Un esempio da seguire e una Porsche Macan:

Un esempio da seguire e una Porsche Macan:

nel 1974, Walter Röhrl diventa Campione Europeo Rally. Nel 1980 e nel 1982, vince il Campionato del Mondo Rally. Le sue competenze si ritrovano in tutti i modelli Porsche di Lipsia.

Saltiamo dal 1981 alla fine del millennio: cosa significa per lei la Carrera GT?

Lavorare a questa supersportiva è stato uno dei compiti più belli ai quali abbia mai partecipato. Ho avuto la fortuna di seguire l’intero sviluppo sin da subito. All’inizio, abbiamo incontrato numerose problematiche. 

Cosa la lega a Lipsia, dove la Carrera GT è stata costruita dal 2003 al 2006?

Ero presente all’inaugurazione dell’impianto e sono rimasto colpito dal fatto che menti visionarie, come l’allora Presidente del Consiglio di Amministrazione Wendelin Wiedeking, abbiano avuto il coraggio di costruire un nuovo stabilimento su quel prato verde. Per i veri appassionati di Porsche come me, la Cayenne era strana all’inizio. Io partecipavo allo sviluppo con una sorta di ruolo di controllo.

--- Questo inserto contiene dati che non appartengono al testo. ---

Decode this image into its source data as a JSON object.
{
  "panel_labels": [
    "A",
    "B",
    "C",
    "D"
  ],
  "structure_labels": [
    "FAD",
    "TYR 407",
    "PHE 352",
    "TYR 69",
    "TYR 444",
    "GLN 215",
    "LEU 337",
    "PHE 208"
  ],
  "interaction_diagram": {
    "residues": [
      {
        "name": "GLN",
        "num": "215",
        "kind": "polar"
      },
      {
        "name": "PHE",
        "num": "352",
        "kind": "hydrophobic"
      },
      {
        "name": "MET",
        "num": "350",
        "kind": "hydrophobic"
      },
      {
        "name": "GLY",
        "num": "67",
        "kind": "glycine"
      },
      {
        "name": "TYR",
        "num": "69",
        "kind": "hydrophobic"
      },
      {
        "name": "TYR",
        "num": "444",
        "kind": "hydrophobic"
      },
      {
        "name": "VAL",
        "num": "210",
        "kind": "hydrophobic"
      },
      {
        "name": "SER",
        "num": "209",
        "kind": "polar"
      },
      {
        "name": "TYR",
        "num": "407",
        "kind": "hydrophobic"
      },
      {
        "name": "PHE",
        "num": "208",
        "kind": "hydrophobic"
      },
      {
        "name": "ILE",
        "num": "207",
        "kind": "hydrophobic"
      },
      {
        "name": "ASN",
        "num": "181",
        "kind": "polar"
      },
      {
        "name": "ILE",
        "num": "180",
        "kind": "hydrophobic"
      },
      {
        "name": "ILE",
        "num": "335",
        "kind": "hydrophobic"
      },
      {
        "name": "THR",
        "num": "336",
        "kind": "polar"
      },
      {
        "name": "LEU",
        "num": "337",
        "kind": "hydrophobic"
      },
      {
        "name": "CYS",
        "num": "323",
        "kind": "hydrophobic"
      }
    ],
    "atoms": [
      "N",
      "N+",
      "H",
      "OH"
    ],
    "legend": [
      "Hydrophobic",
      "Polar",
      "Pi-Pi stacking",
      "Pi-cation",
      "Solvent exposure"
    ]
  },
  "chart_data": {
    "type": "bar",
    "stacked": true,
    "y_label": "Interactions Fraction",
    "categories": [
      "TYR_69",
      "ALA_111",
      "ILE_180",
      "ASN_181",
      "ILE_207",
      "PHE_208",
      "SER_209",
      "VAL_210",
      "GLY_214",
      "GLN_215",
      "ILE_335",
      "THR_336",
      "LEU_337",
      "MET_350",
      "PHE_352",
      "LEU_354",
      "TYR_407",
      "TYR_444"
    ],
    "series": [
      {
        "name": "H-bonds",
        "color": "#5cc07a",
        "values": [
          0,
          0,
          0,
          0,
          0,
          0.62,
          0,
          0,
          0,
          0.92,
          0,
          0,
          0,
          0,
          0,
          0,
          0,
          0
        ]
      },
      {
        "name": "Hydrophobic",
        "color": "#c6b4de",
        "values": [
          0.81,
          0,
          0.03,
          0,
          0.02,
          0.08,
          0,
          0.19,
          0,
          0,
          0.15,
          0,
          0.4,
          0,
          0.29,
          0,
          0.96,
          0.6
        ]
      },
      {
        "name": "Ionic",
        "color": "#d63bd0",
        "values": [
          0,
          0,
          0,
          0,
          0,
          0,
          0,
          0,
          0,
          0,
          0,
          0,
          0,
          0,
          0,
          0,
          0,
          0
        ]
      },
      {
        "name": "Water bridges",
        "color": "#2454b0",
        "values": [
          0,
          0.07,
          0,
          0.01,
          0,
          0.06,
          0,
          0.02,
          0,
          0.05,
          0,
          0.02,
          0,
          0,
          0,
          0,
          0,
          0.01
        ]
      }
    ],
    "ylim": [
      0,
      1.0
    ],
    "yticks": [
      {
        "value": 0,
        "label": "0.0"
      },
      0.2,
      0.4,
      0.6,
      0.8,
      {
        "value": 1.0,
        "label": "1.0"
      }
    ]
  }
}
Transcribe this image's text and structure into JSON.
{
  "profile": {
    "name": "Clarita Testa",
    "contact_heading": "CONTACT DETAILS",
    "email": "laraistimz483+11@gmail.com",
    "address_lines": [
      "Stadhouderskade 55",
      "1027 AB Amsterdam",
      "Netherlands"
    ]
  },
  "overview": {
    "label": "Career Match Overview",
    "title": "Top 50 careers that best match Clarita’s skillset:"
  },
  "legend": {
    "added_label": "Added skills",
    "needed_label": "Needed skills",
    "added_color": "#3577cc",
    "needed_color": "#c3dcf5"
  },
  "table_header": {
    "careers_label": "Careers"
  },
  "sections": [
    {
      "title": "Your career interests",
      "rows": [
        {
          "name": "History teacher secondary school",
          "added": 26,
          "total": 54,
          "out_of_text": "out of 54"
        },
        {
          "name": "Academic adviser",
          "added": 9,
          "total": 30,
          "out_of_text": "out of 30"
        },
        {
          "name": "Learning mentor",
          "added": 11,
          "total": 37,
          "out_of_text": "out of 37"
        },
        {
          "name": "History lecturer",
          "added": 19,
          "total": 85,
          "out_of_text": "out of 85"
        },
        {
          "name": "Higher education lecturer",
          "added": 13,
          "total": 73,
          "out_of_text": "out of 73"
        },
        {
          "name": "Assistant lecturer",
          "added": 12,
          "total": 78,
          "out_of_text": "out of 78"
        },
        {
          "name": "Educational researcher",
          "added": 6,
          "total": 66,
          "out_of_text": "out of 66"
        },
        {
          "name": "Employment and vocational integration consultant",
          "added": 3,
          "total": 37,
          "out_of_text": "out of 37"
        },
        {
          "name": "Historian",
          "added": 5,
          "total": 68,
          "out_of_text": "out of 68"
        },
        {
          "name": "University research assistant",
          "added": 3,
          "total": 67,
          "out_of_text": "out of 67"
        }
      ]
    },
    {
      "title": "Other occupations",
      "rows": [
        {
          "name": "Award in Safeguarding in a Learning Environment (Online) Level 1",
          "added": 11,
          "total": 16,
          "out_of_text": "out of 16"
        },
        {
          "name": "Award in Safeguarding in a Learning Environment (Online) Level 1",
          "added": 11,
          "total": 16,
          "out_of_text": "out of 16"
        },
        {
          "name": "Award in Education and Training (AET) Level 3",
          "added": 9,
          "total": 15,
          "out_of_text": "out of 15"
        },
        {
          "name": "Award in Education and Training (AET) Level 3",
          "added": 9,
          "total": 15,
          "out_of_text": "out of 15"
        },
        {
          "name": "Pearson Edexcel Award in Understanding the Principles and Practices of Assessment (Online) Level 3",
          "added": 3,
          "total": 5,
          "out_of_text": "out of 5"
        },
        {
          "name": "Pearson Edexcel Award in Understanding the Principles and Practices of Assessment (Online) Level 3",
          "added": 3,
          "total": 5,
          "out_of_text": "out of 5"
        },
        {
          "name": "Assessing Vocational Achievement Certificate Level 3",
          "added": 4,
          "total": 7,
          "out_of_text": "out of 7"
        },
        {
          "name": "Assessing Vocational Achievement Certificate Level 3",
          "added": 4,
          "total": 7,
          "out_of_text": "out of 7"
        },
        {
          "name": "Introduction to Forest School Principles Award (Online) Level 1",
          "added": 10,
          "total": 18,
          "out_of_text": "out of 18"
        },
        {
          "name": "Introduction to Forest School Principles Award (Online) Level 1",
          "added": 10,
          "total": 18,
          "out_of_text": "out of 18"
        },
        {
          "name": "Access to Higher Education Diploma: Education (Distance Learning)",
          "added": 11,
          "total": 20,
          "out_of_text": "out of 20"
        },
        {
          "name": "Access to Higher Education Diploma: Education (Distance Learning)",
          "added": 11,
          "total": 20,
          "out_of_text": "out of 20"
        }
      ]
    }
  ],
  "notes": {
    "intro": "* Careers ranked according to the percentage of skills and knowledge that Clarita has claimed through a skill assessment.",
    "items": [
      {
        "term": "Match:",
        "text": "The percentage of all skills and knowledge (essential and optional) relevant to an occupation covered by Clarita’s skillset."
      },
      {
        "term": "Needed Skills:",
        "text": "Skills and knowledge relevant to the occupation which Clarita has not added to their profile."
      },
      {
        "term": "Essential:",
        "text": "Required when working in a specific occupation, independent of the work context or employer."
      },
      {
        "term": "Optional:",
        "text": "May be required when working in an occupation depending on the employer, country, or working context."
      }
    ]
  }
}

Anche i modelli Panamera e Macan sono venuti con me sulla Nordschleife. Mi entusiasma il modo in cui Porsche è riuscita a far confluire il DNA delle auto sportive nei due SUV e nella berlina, tre riferimenti nei rispettivi segmenti.

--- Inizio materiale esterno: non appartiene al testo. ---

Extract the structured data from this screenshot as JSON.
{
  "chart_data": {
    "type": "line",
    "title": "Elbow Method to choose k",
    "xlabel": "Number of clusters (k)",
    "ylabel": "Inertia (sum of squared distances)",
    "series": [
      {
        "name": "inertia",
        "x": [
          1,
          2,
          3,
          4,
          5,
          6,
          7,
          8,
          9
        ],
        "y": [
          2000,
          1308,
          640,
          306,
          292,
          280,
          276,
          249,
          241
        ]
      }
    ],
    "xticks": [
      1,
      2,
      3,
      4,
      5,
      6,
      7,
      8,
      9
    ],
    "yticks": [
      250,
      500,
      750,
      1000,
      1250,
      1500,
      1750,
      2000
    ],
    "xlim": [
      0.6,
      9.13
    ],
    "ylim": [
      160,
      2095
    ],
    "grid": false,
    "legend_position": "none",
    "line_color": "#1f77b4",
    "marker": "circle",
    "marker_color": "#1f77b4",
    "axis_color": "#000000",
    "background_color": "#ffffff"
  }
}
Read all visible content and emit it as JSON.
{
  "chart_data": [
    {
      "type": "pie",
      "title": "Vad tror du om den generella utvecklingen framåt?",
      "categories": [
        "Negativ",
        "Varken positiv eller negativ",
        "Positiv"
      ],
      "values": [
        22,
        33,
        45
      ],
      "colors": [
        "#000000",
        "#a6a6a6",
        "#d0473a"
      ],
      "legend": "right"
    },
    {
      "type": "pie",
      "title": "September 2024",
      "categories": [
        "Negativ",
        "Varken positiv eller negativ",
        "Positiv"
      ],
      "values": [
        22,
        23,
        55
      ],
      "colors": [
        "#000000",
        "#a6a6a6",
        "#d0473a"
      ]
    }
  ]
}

Se potesse cambiare una sua caratteristica schioccando le dita, quale sarebbe?

Mi piacerebbe avere più pazienza. La vita sarebbe più facile sotto ogni punto di vista. Se quando guido vedo un camion in lontananza, inizio subito a innervosirmi perché so che dovrò rallentare. 

C’è qualcosa che gli altri credono di lei, ma che non corrisponde affatto al vero?

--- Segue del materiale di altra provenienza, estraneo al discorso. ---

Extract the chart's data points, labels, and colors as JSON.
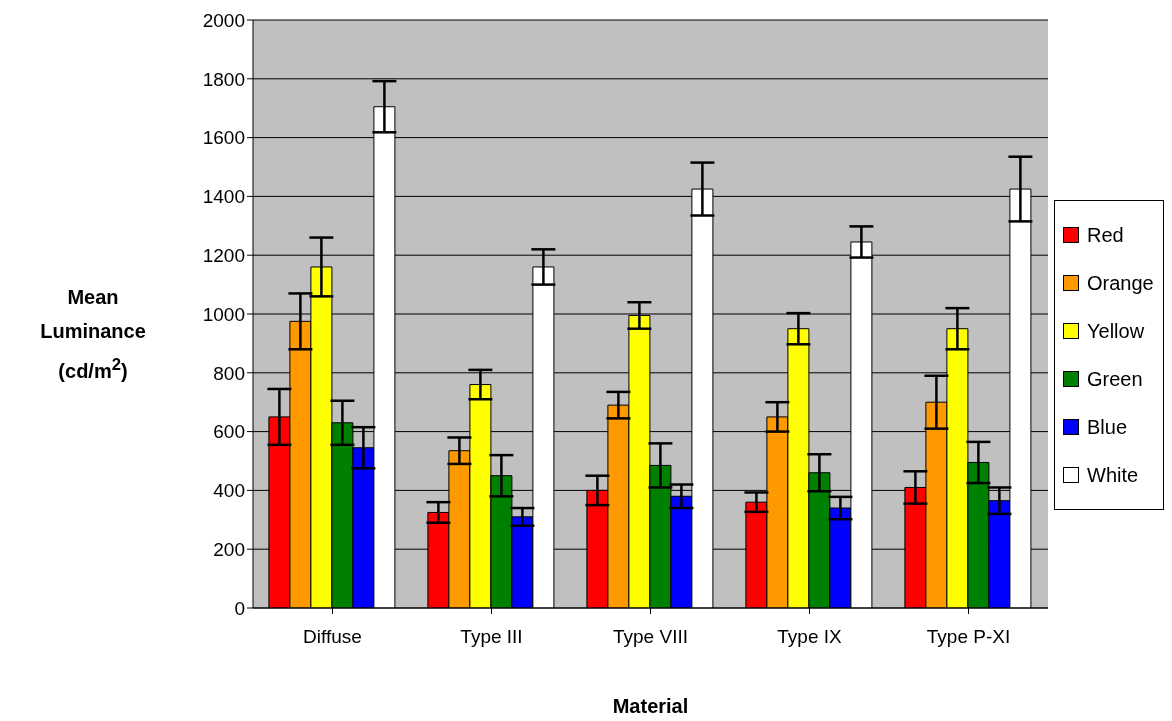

Chi guarda i video dei rally degli anni Ottanta, dove sfrecciavamo vicinissimo agli spettatori a 150 km/h, mi considera probabilmente freddo e brutale. Ma è esattamente il contrario. Sono molto sensibile. Passo notti insonni per qualsiasi cosa, è difficile da credere. Oggi, i vecchi video scioccano anche me. Eppure, allora i rally erano così. Per fortuna non ho mai ferito nessuno. 

Chi o cosa la ispira?

Qualsiasi persona che riesca a fare cose speciali. Quando vedo uno sciatore brillante o un altro atleta spettacolare, penso subito: devo cominciare ad allenarmi immediatamente, devo rimettermi in forma. 

Qual è stato il momento più bello della sua carriera?

È stato nel 1980, alle otto del mattino, quando abbiamo percorso i dieci chilometri verso Monaco dopo l’ultimo punto assistenza a La Turbie. Il sole si specchiava nel mare e avevo raggiunto il traguardo della mia vita: vincere una volta il Rally di Monte Carlo. Non ho mai sognato titoli europei o mondiali.

Cosa desidera per il futuro?

Per me salute e serenità vanno a braccetto. La pandemia mi ha mostrato ancora una volta l’importanza della salute. E ho vissuto 75 anni senza guerre attorno a me. Un grande privilegio.